As an officer you will be expected to lead troops.  If you communicate with your troops the way you communicate here, your troops are going to think that you are either not too bright, or pretty bloody sloppy.  Either way, it bodes badly for you.
A few specific points to consider:
I->The pronoun used to refer to yourself, is capitalized.  
'->Goes into contractions. He's, not hes; it's, not its
Your->It belongs to you.
You're->You are (see contractions above).
There->The place something is.
Their->It belongs to them.
They're->They are (again, contractions).
Ya, yeah->Not words for proper, polite, professional writing.  Try 'yes'.


----------



## krustyrl (7 Feb 2011)

> Dlew: *you're* use of the English language is beyond atrocious.


... ahem


----------



## Hammer Sandwich (8 Feb 2011)

krustyrl said:
			
		

> ... ahem



Zing!
 >


----------



## Hammer Sandwich (8 Feb 2011)

MAJONES said:
			
		

> Ya, yeah->Not words for proper, polite, professional writing.  Try 'yes'.



...Nor in speaking. 
Shoot, my kid's only 5, and even she knows that there is no such word as "YEAH", "Ya" or "Mmm-Hmm" (check your Funk & Wagnall's...I swear that none of those words are in there).

Write like you would speak. 
(Just friendly advice)


----------



## MAJONES (8 Feb 2011)

krustyrl said:
			
		

> ... ahem



Shite. :facepalm:


----------



## krustyrl (8 Feb 2011)

D'Ohh... !!!!!    :facepalm:


----------



## Blackadder1916 (8 Feb 2011)

Hammer Sandwich said:
			
		

> ...Nor in speaking.
> Shoot, my kid's only 5, and even she knows that there is no such word as "YEAH", "Ya" or "Mmm-Hmm" (check your Funk & Wagnall's...I swear that none of those words are in there).
> 
> Write like you would speak.
> (Just friendly advice)



Well, I checked my Funk and Wagnalls, and hopefully you didn't "bet your sweet bippy" because you would have lost it.  But yeah (and I'm using it correctly), the word "yeah" is there.  Now it may not be in a current F&W dictionary, but that is probably because they don't publish them anymore; my copy was printed in the 1960s.  However, as I tend to use my Concise Oxford Dictionary more, (and because Funk and Wagnalls don't have a web presence, since they no longer exist as a publisher) I provide the following.

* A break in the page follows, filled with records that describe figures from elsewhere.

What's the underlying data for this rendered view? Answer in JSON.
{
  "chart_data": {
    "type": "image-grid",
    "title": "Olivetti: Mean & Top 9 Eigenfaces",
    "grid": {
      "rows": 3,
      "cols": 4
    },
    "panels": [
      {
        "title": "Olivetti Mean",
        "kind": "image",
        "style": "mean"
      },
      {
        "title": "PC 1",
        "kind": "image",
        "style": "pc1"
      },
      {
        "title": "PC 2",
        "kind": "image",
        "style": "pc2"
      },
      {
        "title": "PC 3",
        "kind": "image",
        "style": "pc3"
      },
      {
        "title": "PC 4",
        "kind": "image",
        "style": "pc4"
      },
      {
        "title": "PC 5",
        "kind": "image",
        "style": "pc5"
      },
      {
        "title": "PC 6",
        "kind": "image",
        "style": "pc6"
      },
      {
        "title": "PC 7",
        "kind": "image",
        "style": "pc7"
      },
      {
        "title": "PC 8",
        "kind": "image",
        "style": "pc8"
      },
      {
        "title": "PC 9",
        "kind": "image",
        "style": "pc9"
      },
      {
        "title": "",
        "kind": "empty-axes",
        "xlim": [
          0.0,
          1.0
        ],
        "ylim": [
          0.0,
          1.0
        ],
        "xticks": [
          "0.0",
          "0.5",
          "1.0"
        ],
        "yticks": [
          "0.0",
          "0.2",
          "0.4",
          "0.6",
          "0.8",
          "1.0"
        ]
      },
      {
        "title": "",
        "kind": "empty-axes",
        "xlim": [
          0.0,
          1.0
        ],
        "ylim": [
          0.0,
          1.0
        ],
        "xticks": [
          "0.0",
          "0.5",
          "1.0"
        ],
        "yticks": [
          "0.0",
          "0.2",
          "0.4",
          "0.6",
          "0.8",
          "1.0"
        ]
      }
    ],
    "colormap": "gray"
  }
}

http://www.oxforddictionaries.com/definition/yeah?view=uk


> *yeah*  (also yeh)
> exclamation & noun
> non-standard spelling of *yes*, representing informal pronounciation



And while "Ya" or "Mmm-Hmm" are not to be found in that aging dictionary "yep" and "yup" are there, indicated as informal variations of "yes".

Whether you tell your 5 year old is up to you.


----------



## GAP (8 Feb 2011)

:rofl:


----------



## Hammer Sandwich (8 Feb 2011)

Blackadder1916 said:
			
		

> And while "Ya" or "Mmm-Hmm" are not to be found in that aging dictionary "yep" and "yup" are there, indicated as informal variations of "yes".
> Whether you tell your 5 year old is up to you.


 :rofl:
Ouch...second time I've been burned on that one........



I'll just go on back to radio chatter now.....  :-[


----------